Sosyoekonomik dağılıma bakıldığında genel ruh hali DE grubunda daha düşüktü. Ruh halini çok kötü/kötü olarak niteleyenlerin oranı DE grubunda yüzde 57,3 seviyesindeyken, bu oran C1C2 grubunda yüzde 53,9’a, AB grubunda ise yüzde 52,9 olarak karşımıza çıkıyor.
Yaş dağılımında ise gençten yaşlıya doğru kötü ruh halinin azaldığı görüldü. Genel ruh halini çok kötü/kötü olarak tanımlayan 18-34 yaş arası tüketici oranı yüzde 57,4’ken, 35-54 grubunda yüzde 51,8, 55 yaş ve üzeri grupta ise yüzde 49,3…
Zamlar topluma ne hissettiriyor?
Zamlarla ilgili tüketicinin ne hissettiği açık uçlu olarak sorulduğunda verilen cevaplar arasında tüketicinin en çok hissettiği duygu yüzde 11,1 ile üzüntü olarak karşımıza çıkıyor. Hislerini kötü olarak niteleyenlerin oranı yüzde 8,7 olurken, korku (yüzde 7,9) ve kaygı (yüzde 7,6) duyma da araştırmada öne çıkan sonuçlar arasında yer alıyor.
Toplumun yalnızca yüzde 3’ü “temel ihtiyaçlarımın tamamını karşılayabiliyorum” diyor!
Katılımcıların temel ihtiyacının ne kadarını rahat bir şekilde karşılayabildiği mercek altına alındığında 13,4’lük bir kitlenin hiçbir temel ihtiyacını rahat bir şekilde karşılayamadığı, yüzde 72,8’lik bir kitlenin ise çok azını veya birazını rahat bir şekilde karşılayabildiği görülüyor. Temel ihtiyaçlarının çoğunu/tamamını rahat bir şekilde karşılayabilenlerin oranı ise yüzde 13,8.
İhtiyaçlarının hiçbirini rahat bir şekilde karşılayamayan, çok azını ve birazını rahat bir şekilde karşılayanlara hisleri soruldu. Temel ihtiyacı karşılayamamayla ilgili kötü hissetme yüzde 17,7 ile ilk sırada yer alıyor. Berbat (yüzde 14,7), üzgün (yüzde 13,3) ve çaresiz (yüzde 8,7) hissetme öne çıkan diğer başlıklar olarak araştırmada yer alıyor.

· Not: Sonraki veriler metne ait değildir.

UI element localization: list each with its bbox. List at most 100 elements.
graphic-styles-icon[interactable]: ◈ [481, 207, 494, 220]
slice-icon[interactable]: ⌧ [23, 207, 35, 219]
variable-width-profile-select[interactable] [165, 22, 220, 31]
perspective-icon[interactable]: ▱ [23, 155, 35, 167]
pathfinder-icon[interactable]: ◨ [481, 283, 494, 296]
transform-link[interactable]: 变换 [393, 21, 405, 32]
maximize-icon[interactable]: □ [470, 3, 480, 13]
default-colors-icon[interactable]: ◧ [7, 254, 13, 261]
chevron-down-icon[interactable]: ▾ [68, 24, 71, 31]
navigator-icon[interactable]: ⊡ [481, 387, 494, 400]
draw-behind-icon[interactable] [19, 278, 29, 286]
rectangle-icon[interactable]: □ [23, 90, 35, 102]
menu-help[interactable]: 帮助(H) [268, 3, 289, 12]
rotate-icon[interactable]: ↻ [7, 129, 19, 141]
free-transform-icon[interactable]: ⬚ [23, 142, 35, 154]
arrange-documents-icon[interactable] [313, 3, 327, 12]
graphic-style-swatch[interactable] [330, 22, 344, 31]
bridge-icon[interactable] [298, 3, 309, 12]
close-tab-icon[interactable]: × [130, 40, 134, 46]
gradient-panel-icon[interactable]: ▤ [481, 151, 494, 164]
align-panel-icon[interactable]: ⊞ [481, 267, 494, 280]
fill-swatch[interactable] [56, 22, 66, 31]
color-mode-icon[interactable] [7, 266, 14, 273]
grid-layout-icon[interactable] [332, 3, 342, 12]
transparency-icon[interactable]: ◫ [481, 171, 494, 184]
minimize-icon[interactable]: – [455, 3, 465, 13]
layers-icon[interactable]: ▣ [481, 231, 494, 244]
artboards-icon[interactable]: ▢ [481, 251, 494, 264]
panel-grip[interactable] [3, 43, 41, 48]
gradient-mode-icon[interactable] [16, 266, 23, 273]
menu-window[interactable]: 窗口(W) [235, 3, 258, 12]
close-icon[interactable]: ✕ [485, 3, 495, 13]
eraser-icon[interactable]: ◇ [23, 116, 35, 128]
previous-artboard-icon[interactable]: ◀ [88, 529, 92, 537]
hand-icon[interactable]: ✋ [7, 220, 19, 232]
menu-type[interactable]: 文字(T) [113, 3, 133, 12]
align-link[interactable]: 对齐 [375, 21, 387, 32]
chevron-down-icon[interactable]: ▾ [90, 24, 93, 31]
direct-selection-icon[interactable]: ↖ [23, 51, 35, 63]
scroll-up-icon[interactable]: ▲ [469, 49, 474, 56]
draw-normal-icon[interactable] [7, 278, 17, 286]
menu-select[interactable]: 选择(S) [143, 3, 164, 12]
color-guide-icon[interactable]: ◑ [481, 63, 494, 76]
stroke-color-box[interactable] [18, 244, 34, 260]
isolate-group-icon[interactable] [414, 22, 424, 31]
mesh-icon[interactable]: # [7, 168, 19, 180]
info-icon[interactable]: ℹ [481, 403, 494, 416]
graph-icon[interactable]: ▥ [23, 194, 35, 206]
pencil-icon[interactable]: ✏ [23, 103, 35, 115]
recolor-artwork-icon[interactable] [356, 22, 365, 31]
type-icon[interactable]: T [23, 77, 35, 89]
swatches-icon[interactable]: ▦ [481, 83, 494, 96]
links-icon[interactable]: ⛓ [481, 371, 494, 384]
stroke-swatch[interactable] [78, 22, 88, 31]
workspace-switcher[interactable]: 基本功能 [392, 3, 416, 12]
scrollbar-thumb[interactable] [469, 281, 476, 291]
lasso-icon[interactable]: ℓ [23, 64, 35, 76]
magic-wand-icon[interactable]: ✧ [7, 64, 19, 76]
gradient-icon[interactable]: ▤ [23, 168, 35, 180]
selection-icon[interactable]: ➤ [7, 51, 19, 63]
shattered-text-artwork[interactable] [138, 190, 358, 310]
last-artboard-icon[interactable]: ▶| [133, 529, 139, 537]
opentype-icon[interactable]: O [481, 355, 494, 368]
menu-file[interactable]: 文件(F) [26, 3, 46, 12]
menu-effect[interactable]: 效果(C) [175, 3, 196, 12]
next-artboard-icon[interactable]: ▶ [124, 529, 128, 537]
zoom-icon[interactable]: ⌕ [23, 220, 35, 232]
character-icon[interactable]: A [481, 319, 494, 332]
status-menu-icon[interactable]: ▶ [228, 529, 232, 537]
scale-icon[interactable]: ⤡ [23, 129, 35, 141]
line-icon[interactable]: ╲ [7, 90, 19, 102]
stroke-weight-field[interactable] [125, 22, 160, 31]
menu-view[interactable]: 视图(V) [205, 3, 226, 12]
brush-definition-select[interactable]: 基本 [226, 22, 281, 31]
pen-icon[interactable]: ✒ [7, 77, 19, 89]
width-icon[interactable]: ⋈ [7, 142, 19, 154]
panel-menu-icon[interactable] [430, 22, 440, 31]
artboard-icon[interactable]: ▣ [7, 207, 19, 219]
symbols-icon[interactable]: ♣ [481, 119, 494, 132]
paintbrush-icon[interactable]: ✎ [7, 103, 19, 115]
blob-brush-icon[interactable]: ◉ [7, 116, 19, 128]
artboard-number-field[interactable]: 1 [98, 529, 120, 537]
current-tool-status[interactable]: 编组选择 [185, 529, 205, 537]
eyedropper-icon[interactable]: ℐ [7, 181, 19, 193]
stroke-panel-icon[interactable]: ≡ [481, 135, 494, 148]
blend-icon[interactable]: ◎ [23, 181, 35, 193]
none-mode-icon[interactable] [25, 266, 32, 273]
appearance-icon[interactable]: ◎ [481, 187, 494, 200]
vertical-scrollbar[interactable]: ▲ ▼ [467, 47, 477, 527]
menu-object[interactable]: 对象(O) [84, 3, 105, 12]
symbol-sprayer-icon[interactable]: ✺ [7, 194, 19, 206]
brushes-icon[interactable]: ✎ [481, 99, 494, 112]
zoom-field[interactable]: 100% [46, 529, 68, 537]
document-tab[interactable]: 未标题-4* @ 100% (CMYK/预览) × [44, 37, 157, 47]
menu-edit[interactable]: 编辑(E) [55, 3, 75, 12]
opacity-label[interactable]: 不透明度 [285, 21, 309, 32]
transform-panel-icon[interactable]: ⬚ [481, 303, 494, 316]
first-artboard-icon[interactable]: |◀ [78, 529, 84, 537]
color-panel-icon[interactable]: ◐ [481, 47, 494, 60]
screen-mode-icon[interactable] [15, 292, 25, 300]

Tünelin sonunda ışık görenler azınlıkta…
Katılımcıların geleceğe dair hislerine bakıldığında olumsuz ve karamsar bakış açısının çok daha baskın olduğu ortaya çıkıyor. Umutsuzluk (yüzde 16), karamsarlık (yüzde 14,9) ve kaygı (yüzde 14,2) en çok öne çıkan duygularken, umut (yüzde 10,7) güzel (yüzde 3,7) ve iyi (yüzde 2,2) hisler de mevcut.
Sosyo ekonomik sınıflar kayboluyor!
Son dönemde yapılan pek çok araştırma üst ve orta gelirli sınıfın alt gelir grubuna benzemeye başladığına işaret ediyor. Enflasyonun yüksek olduğu ortamda tüketici yalnızca ekonomik zorluklarla değil, aynı zamanda psikolojik zorluklarla da mücadele etmek zorunda kalıyor.
Ekonomik ve psikolojik yükün yoğun olarak hissedildiği bu ortamda markaların fiyat-performans kriterine odaklanarak gelir kaybı yaşayan müşterilerini kaybetmemesi gerekiyor.
İletişim stratejilerinde tüketicinin aynı markadan halen benzer ürünü tüketebileceğinin işaret edilmesi ve well-being faktörüne odaklanılması önem arz ediyor.